A Open Letter in Response to the Article: What Is the Best Age for an Artist to Die in Order for Their Work to Sell for the Highest Prices?

To whom it may concern,

I take pen to paper once more regarding your outrageous “analysis” concerning the appalling article: What Is the Best Age for an Artist to Die in Order for Their Work to Sell for the Highest Prices? The very notion that the dignity of an artist’s death can be plotted on an axis, graphed like wheat futures, and optimised as though one were scheduling a dental cleaning, is, if you will permit me the Latinate, nauseatorium.

Have you read Plato? Have you wept with Cicero? Did you not tremble when Pliny the Elder declared that “true art is eternal”?¹ And yet here you are, with the audacity to suggest that painters and sculptors ought to die in their late fifties “for best results,” as though the matter were a soufflé recipe! This is statistical phrenology at its worst, a carnival of spreadsheets in which the human soul is a mere column heading.

Let me be clear: artists must be allowed to die whenever they want. If that means collapsing face-first into the underpainting of a half-finished triptych at 28, so be it. If it means shuffling along until 103, muttering imprecations against modernism and refusing to let go, let them shuffle. I, for one, will not stand idly by while the sirens of econometrics seduce us into measuring the immeasurable.

Permit me, as before, a personal declaration: I shall expire on my forty-fifth birthday, surrounded by my companions, discoursing in the manner of Socrates, a chalice in hand.² Will the secondary market for my sketches, annotated grocery lists, and unfinished operas explode the following season? Almost certainly. But this is incidental; the point is one of style.

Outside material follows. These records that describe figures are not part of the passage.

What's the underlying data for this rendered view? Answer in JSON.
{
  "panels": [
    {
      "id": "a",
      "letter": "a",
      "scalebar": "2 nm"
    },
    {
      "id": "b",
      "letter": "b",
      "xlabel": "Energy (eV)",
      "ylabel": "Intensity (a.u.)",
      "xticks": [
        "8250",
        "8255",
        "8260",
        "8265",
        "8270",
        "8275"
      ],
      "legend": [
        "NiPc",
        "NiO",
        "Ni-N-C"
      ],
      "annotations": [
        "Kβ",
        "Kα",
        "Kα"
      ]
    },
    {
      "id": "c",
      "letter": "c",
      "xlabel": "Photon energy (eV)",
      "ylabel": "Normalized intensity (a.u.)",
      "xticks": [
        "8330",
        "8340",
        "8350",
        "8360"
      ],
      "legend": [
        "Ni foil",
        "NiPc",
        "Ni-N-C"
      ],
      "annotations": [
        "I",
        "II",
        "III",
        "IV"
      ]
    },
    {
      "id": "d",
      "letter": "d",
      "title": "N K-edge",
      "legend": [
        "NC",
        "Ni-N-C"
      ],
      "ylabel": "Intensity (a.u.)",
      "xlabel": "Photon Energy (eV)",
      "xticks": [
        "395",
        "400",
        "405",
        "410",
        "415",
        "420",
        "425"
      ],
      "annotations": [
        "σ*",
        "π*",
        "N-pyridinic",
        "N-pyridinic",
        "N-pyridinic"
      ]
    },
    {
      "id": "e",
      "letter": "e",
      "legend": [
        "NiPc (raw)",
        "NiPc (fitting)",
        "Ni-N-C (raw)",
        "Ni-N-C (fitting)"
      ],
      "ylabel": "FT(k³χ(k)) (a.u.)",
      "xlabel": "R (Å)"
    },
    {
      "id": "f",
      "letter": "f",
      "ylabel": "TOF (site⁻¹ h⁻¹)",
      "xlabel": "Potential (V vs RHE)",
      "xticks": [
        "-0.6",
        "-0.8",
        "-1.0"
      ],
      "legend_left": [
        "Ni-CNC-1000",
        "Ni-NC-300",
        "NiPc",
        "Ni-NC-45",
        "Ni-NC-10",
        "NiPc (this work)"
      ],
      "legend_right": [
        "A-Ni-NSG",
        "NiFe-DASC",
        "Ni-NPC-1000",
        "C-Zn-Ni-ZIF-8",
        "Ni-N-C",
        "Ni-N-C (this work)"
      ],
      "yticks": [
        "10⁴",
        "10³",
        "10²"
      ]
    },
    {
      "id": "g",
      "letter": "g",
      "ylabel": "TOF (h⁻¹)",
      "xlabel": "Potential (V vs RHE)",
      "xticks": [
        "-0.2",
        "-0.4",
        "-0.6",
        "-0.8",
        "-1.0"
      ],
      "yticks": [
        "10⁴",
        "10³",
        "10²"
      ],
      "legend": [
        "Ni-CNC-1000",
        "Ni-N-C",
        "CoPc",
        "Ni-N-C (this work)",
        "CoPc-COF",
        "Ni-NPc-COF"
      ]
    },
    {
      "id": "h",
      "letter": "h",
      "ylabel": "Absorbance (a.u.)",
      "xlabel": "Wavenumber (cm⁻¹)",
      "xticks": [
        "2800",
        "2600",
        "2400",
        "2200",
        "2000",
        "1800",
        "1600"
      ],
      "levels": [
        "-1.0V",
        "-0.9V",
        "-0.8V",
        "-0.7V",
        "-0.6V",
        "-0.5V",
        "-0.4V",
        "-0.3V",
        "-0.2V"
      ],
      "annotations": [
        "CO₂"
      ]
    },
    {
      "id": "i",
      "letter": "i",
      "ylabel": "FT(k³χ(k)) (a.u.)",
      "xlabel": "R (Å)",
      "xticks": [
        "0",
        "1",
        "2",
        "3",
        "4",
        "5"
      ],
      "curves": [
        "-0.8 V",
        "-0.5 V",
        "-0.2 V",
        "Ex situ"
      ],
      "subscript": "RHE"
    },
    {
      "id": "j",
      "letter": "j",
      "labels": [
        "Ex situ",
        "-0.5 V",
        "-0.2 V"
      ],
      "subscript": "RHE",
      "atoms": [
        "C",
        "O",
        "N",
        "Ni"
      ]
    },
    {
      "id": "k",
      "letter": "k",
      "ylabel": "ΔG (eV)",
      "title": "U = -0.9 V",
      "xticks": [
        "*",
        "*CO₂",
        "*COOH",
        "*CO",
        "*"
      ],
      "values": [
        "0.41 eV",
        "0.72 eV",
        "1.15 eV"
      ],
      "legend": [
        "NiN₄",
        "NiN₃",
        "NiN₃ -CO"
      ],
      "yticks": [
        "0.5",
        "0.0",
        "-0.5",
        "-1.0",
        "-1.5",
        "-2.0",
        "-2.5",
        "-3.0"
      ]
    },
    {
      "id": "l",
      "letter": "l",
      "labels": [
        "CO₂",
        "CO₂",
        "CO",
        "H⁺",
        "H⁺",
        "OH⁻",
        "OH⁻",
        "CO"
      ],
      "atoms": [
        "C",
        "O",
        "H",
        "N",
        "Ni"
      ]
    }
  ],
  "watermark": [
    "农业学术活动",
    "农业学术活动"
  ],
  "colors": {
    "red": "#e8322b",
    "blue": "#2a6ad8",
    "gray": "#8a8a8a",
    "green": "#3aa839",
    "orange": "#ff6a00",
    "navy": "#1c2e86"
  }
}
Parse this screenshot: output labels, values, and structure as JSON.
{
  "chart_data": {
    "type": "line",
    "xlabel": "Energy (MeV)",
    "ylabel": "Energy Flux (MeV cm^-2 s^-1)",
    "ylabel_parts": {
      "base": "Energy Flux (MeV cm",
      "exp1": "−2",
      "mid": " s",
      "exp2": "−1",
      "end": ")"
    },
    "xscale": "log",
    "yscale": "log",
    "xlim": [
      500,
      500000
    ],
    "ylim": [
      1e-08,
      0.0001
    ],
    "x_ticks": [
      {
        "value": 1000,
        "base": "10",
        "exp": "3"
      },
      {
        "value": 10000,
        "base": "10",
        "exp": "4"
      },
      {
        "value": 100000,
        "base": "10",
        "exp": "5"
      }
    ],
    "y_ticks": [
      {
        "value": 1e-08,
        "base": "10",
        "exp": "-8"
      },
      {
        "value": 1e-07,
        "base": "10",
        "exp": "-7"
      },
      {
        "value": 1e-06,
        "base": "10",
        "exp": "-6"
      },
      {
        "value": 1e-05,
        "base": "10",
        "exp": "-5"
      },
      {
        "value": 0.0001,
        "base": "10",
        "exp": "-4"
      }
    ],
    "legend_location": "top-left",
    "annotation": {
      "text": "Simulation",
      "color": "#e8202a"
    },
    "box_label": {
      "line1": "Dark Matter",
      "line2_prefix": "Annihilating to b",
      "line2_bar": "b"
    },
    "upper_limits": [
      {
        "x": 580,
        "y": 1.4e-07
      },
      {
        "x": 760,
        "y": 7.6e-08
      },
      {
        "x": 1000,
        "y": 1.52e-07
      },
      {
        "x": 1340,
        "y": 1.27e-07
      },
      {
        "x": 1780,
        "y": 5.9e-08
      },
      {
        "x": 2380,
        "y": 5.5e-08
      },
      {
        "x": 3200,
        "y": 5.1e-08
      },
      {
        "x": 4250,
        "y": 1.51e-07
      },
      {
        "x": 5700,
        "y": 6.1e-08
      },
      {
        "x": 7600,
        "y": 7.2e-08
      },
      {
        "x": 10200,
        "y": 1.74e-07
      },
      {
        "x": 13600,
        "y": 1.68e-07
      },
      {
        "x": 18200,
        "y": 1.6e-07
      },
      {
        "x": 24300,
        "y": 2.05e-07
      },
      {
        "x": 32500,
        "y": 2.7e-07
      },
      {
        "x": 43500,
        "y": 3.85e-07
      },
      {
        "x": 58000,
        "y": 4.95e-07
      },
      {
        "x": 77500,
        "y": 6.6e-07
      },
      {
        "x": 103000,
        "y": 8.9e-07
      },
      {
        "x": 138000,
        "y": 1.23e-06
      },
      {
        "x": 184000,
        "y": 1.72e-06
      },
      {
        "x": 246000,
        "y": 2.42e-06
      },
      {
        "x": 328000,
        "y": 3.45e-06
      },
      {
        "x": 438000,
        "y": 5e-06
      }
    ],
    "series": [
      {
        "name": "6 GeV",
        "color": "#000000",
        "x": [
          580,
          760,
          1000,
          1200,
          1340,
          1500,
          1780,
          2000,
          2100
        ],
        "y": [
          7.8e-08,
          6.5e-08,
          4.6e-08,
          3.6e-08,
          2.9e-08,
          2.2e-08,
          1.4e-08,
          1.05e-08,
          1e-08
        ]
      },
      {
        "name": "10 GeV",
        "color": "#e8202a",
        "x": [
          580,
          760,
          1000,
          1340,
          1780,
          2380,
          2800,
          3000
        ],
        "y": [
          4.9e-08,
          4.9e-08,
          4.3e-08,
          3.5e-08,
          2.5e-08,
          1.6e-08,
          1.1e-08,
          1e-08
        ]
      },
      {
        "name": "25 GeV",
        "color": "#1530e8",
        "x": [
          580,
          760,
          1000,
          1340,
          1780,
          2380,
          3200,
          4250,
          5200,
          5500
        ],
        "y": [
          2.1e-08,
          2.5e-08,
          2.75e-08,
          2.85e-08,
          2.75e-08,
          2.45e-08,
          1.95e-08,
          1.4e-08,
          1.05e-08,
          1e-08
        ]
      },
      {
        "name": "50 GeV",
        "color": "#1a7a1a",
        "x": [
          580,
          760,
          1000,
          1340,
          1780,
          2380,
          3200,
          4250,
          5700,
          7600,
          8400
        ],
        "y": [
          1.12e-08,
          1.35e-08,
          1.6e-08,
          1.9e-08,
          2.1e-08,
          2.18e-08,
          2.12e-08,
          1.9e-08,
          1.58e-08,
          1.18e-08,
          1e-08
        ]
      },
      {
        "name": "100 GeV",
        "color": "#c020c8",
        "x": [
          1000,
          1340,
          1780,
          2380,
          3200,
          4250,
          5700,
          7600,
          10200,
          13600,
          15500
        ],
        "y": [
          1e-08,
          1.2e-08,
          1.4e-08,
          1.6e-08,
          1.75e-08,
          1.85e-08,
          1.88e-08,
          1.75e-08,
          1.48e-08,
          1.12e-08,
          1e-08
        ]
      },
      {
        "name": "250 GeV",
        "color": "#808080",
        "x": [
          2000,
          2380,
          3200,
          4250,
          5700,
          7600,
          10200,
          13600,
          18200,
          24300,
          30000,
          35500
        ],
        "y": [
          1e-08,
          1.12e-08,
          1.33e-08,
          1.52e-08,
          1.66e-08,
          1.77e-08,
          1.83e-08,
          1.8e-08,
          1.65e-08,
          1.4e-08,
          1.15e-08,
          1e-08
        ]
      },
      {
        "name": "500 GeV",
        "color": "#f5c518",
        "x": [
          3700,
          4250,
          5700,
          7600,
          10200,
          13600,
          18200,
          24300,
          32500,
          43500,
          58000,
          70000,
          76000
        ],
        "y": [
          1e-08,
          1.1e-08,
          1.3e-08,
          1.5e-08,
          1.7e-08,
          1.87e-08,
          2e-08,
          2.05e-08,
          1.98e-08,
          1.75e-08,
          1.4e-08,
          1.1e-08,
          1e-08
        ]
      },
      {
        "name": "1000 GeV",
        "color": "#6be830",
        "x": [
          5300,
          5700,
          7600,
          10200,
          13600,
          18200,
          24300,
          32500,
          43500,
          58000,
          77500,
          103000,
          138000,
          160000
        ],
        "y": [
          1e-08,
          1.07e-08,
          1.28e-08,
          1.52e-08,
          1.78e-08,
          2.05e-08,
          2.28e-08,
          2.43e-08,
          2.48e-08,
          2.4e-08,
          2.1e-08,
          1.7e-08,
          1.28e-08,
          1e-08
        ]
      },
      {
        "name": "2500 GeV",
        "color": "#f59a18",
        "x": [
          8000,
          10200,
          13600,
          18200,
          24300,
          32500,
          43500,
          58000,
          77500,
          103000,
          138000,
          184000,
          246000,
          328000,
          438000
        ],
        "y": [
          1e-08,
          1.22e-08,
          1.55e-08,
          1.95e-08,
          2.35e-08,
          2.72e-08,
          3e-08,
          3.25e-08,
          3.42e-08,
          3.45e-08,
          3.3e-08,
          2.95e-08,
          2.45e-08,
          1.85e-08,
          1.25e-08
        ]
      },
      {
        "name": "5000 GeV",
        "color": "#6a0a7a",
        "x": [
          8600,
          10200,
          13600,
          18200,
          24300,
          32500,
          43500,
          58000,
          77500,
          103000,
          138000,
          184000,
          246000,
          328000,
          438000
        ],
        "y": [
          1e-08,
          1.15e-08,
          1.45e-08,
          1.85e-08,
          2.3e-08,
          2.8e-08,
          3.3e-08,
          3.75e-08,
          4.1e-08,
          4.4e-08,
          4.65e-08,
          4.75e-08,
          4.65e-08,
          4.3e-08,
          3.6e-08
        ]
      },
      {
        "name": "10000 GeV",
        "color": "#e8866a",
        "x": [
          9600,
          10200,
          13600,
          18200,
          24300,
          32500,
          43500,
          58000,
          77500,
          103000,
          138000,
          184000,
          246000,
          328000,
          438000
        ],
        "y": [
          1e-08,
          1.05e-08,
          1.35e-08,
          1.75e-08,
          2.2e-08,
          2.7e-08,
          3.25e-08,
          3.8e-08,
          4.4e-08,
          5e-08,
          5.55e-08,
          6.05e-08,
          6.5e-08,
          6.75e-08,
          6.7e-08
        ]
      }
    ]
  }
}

Finally, here is the thunderclap: unless this ghoulish arithmetic is retracted in full, I shall withdraw my considerable patronage from Pimlico Wilde Fine Art, the London art dealer that I have hitherto supported with both coin and cachet. Yes: Pimlico Wilde, art dealer of esteem, shall find their soirées diminished, their champagne undrunk, their openings eerily under-attended.³

In conclusion: I demand that you abandon your necro-statistics, issue a grovelling apology, and perhaps devote yourself instead to finding contemporary artists with zing and verve, that we collectors want to meet.

With unassailable froideur and hauteur,

Lord Accrington, Patron Emeritus, Society for Eternal Aesthetics

¹ Though he actually said many other things before Vesuvius cut him short, which I note as evidence that “optimal death timing” is a myth.

² A curated playlist will accompany the event, though Socrates had to make do with silence.

³ Pimlico Wilde’s openings, without my presence, will wilt like a tulip on the canvas of a minor surrealist.